Art. 1.261. Se a posse da coisa móvel se prolongar por CINCO ANOS, produzirá usucapião, independentemente de título ou boa-fé.
Art. 1.262. Aplica-se à usucapião das coisas móveis o disposto nos arts. 1.243 e 1.244".
A importante ressalva do artigo 1.262 indica a aplicação na Usucapião de bens móveis dos valiosos institutos que permitem a SOMA DAS POSSES para fins de contagem de prazo, assim como a questão das causas obstativas, suspensivas e interrutivas da PRESCRIÇÃO. São eles:
"Art. 1.243. O possuidor pode, para o fim de contar o tempo exigido pelos artigos antecedentes, acrescentar à sua posse a dos seus antecessores (art. 1.207), contanto que todas sejam contínuas, pacíficas e, nos casos do art. 1.242, com justo título e de boa-fé.
Art. 1.244. Estende-se ao possuidor o disposto quanto ao devedor acerca das causas que obstam, suspendem ou interrompem a prescrição, as quais também se aplicam à usucapião".

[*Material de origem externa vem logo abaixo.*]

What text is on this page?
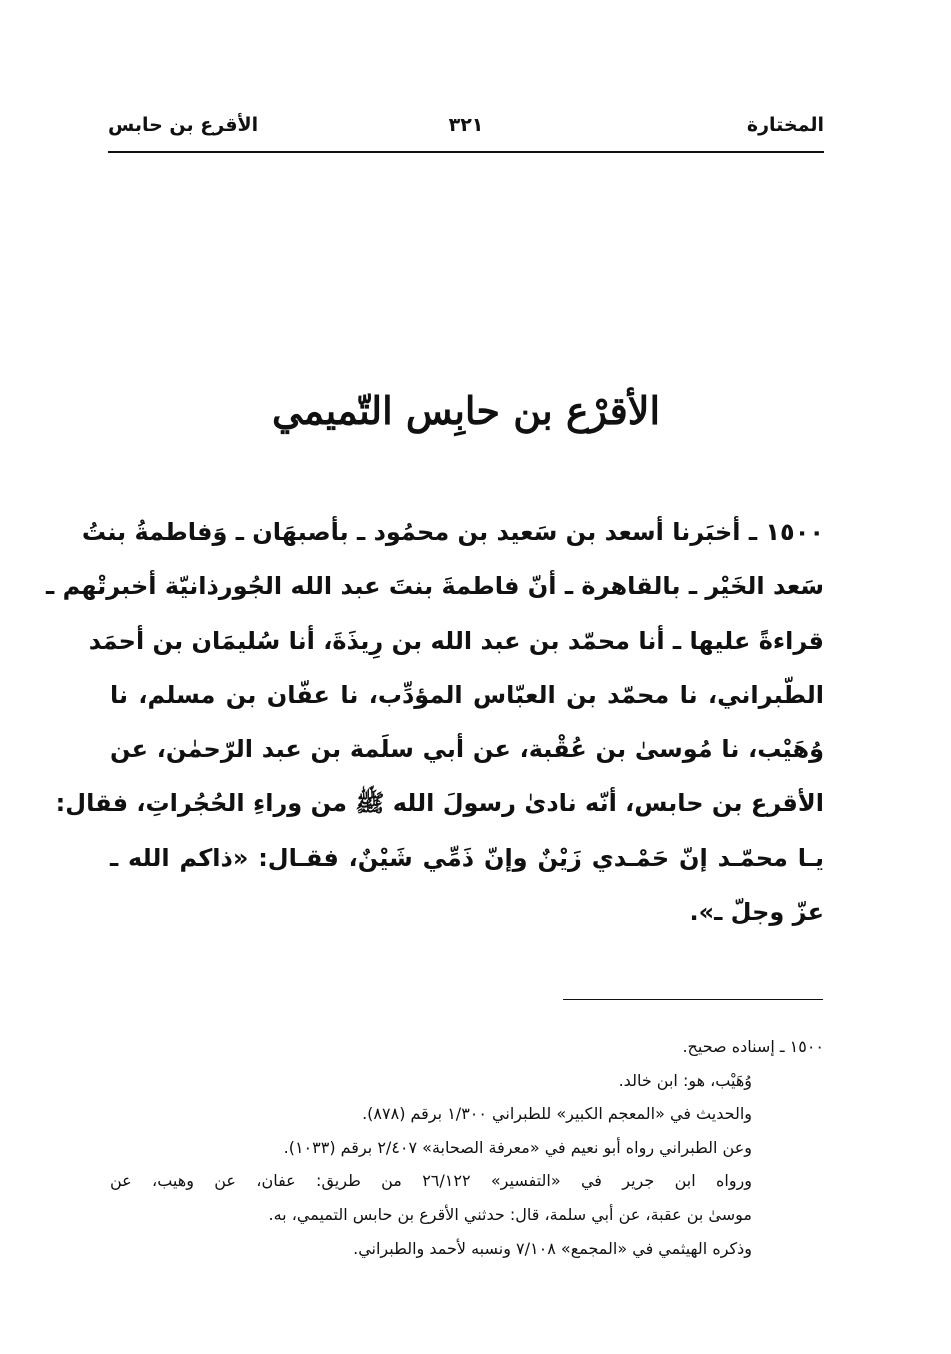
المختارة
٣٢١
الأقرع بن حابس
الأقرْع بن حابِس التّميمي
١٥٠٠ ـ أخبَرنا أسعد بن سَعيد بن محمُود ـ بأصبهَان ـ وَفاطمةُ بنتُ
سَعد الخَيْر ـ بالقاهرة ـ أنّ فاطمةَ بنتَ عبد الله الجُورذانيّة أخبرتْهم ـ
قراءةً عليها ـ أنا محمّد بن عبد الله بن رِيذَةَ، أنا سُليمَان بن أحمَد
الطّبراني، نا محمّد بن العبّاس المؤدِّب، نا عفّان بن مسلم، نا
وُهَيْب، نا مُوسىٰ بن عُقْبة، عن أبي سلَمة بن عبد الرّحمٰن، عن
الأقرع بن حابس، أنّه نادىٰ رسولَ الله ﷺ من وراءِ الحُجُراتِ، فقال:
يـا محمّـد إنّ حَمْـدي زَيْنٌ وإنّ ذَمِّي شَيْنٌ، فقـال: «ذاكم الله ـ
عزّ وجلّ ـ».
١٥٠٠ ـ إسناده صحيح.
وُهَيْب، هو: ابن خالد.
والحديث في «المعجم الكبير» للطبراني ١/٣٠٠ برقم (٨٧٨).
وعن الطبراني رواه أبو نعيم في «معرفة الصحابة» ٢/٤٠٧ برقم (١٠٣٣).
ورواه ابن جرير في «التفسير» ٢٦/١٢٢ من طريق: عفان، عن وهيب، عن
موسىٰ بن عقبة، عن أبي سلمة، قال: حدثني الأقرع بن حابس التميمي، به.
وذكره الهيثمي في «المجمع» ٧/١٠٨ ونسبه لأحمد والطبراني.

Como sabemos, por ocasião da Lei 13.105/2015 (Código de Processo Civil), foi inaugurado no ordenamento jurídico a possibilidade do RECONHECIMENTO EXTRAJUDICIAL DA USUCAPIÃO, todavia o legislador foi claro ao indicar que a nova forma de regularização imobiliária destina-se a BENS IMÓVEIS. O art. 216-A introduzido pelo Código Fux determina:
"Art. 216-A. Sem prejuízo da via jurisdicional, é admitido o pedido de reconhecimento extrajudicial de usucapião, que será processado diretamente perante o cartório do REGISTRO DE IMÓVEIS da comarca em que estiver situado o imóvel usucapiendo, a requerimento do interessado, representado por advogado (...)".
A leitura atenta dos dispositivos aplicáveis (especialmente o Provimento CNJ 65/2017 que regulamentou a Usucapião Extrajudicial em todo o território nacional) não deixa dúvidas de que, pelo menos até o presente momento, o instituto terá lugar apenas para BENS IMÓVEIS já que falta legislação autorizando o reconhecimento da Usucapião Extrajudicial para bens móveis (o que a nosso ver pode ter plena viabilidade, inclusive). Ainda assim, curiosa disposição foi introduzida no Código de Normas Extrajudiciais do Estado do Rio de Janeiro (Provimento CGJ/RJ 87/2022) editado pela CGJ/RJ que em seus artigos 1.252 e 1.253 dispõe:
"Art. 1.252. O procedimento da usucapião extrajudicial perante os ofícios de registro de imóveis será processado nos termos do Provimento CGJ nº 23/2016 e do Provimento CNJ nº 65/2017, aplicando-se as regras neles instituídas, no que couber, aos BENS MÓVEIS.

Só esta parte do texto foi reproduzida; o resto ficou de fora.